Корнелий Грейвс поднял голову, его ладони лежали на открытой книге.
— Вам это нужно, да? То есть, вы не хотите, просто вам нужно? Я слышу, как дети целый день говорят о том, что им нужно. Все их действия вытекают из этих туманных нужд. Так с чего бы вам от них отличаться?
Он махнул рукой, словно я его совершенно не волновал.
— Расставьте эти книги по полкам и не попадайтесь мне на глаза. — Грейвс показал на стопку на письменном столе и отвернулся.
Я взял книги и нырнул в первый ряд между стеллажами, пытаясь успокоиться. Лицо у меня горело от злости и смущения.

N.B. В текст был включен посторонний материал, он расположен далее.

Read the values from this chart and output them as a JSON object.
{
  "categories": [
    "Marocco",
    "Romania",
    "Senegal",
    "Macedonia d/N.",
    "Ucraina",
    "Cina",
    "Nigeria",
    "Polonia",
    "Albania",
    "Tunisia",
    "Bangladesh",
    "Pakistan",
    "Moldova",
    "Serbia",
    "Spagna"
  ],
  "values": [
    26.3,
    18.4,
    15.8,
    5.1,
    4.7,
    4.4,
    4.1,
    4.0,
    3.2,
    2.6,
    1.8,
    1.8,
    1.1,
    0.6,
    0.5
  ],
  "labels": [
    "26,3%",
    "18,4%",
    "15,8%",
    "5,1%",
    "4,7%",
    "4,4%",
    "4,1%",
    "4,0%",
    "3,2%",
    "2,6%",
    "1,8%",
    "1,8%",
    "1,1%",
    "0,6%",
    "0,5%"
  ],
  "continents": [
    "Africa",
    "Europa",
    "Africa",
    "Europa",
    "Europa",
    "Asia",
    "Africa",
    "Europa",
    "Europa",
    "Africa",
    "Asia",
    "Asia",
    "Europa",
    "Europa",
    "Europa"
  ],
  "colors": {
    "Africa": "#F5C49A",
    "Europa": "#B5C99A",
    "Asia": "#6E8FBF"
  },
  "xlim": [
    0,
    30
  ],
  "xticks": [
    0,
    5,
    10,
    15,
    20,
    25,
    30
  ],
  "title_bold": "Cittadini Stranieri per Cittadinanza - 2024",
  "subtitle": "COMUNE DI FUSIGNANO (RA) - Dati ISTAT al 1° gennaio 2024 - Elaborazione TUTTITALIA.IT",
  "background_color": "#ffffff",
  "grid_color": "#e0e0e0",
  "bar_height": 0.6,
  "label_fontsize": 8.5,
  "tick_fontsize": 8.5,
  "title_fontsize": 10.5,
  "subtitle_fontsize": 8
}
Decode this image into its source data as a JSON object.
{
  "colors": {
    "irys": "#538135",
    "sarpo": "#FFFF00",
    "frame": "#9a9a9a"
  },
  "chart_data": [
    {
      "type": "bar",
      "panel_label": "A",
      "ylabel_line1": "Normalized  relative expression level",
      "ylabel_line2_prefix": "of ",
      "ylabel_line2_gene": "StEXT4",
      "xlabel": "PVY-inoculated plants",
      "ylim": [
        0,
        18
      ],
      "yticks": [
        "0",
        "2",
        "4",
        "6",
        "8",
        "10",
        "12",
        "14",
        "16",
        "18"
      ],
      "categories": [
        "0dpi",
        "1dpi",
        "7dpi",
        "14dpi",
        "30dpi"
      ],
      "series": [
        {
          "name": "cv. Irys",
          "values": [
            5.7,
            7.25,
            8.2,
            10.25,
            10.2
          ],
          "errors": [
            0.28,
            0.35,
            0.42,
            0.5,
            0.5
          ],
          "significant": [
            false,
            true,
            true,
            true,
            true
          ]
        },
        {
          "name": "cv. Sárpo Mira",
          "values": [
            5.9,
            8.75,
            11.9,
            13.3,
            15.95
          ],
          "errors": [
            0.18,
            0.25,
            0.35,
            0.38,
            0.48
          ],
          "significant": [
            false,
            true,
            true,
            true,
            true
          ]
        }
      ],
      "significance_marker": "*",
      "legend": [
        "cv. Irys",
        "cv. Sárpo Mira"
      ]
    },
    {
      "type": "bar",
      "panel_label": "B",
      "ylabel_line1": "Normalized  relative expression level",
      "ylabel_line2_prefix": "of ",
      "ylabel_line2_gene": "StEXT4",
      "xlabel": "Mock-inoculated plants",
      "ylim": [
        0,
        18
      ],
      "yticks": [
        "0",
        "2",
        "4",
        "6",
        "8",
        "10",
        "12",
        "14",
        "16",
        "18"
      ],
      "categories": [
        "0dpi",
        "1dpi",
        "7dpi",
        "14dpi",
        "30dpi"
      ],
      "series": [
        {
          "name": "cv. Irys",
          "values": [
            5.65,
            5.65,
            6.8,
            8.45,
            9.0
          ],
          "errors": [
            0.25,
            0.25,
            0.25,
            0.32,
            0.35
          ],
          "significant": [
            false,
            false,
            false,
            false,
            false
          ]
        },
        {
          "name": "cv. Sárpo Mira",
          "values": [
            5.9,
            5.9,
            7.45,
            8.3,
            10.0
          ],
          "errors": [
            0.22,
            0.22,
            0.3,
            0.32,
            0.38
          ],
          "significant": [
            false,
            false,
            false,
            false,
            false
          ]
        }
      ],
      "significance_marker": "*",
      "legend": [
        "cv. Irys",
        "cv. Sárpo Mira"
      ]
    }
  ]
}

Во второй половине дня я встретился с доктором Лангом в его кабинете. Я сидел с одной стороны его широкого письменного стола, он с другой, и ему было также некомфортно на стуле. На аккуратно сложенной стопке бумаг была расстелена салфетка. На ней стояла чашка кофе и лежал наполовину съеденный круассан.
Доктор Ланг предложил мне поработать у него помощником, и мы договорились на два дня и неделю по моему выбору. Я не знал, что точно от меня требуется, и даже теперь, много лет спустя, став профессором, не могу объяснить, что именно делал для Ланга. Все это подпадаю под категорию «административная работа». Но я не помню, чтобы занимался чем-то, кроме опускания писем в почтовые ящики на территории университета или ксерокопирования каких-то учебных планов, расписаний, конспектов и программ.